Teo naciste en primavera otros en diciembre con medio metro de nieve. Tú eras blanquito, otros nacieron también blancos con pelo de «panocha»… y todo eso.
Uno de los médico más famoso por su maneras tan peculiares fue D. Germán. A Teo le recetó comer natillas, a otros un «revuelto» de la casetica que había al caer del Regio, justo enfrente de su domicilio en la calle San Francisco. El revuelto consistía en «tramuzos», (altramuces muy oxidantes) garbanzos torraos, pipas y alguna cosa más.
«También cuentan que en su consultorio recibe a una madre y una hija y pensando que la enferma era la hija le dice; «quítese la ropa» la madre la advierte que la enferme era ella, D. Germán sin mover una pestaña le dijo; «entonces saque la lengua». Visitaba a los enfermos por el trayecto se iba leyendo una novela.
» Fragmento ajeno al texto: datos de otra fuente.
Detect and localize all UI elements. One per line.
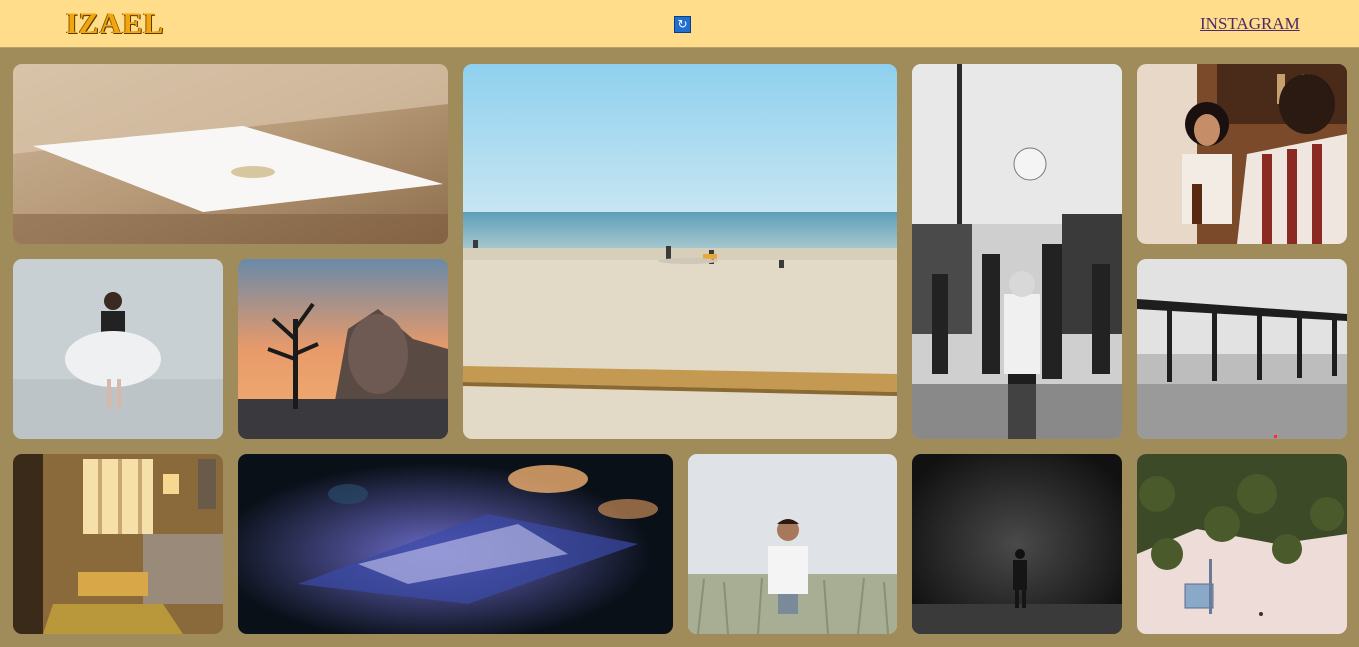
man-in-field-photo[interactable] — [688, 454, 897, 634]
beach-surfers-photo[interactable] — [463, 64, 897, 439]
instagram-link[interactable]: INSTAGRAM — [1200, 14, 1300, 34]
site-logo[interactable]: IZAEL — [66, 8, 164, 40]
blurred-night-figure-photo[interactable] — [238, 454, 673, 634]
vintage-living-room-photo[interactable] — [13, 454, 223, 634]
letter-on-stone-photo[interactable] — [13, 64, 448, 244]
pier-bw-photo[interactable] — [1137, 259, 1347, 439]
site-header: IZAEL ↻ INSTAGRAM — [0, 0, 1359, 48]
desert-sunset-photo[interactable] — [238, 259, 448, 439]
fairground-bw-photo[interactable] — [912, 64, 1122, 439]
cafe-couple-photo[interactable] — [1137, 64, 1347, 244]
ballerina-photo[interactable] — [13, 259, 223, 439]
dark-forest-walker-photo[interactable] — [912, 454, 1122, 634]
photo-app-icon[interactable]: ↻ — [674, 16, 691, 33]
aerial-palm-beach-photo[interactable] — [1137, 454, 1347, 634]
Gran aportación de las curanderas de aquellos entonces sobre todo para enfermedades nerviosas. Había que creer, si lo hacías el resultado era satisfactorio. Los nervios ya eran menos al salir y más si te mandaban tomar agua de azahar. Manos de santo.
Teo, Unas aportaciones para enriquecer tus grandes relatos. Saludos.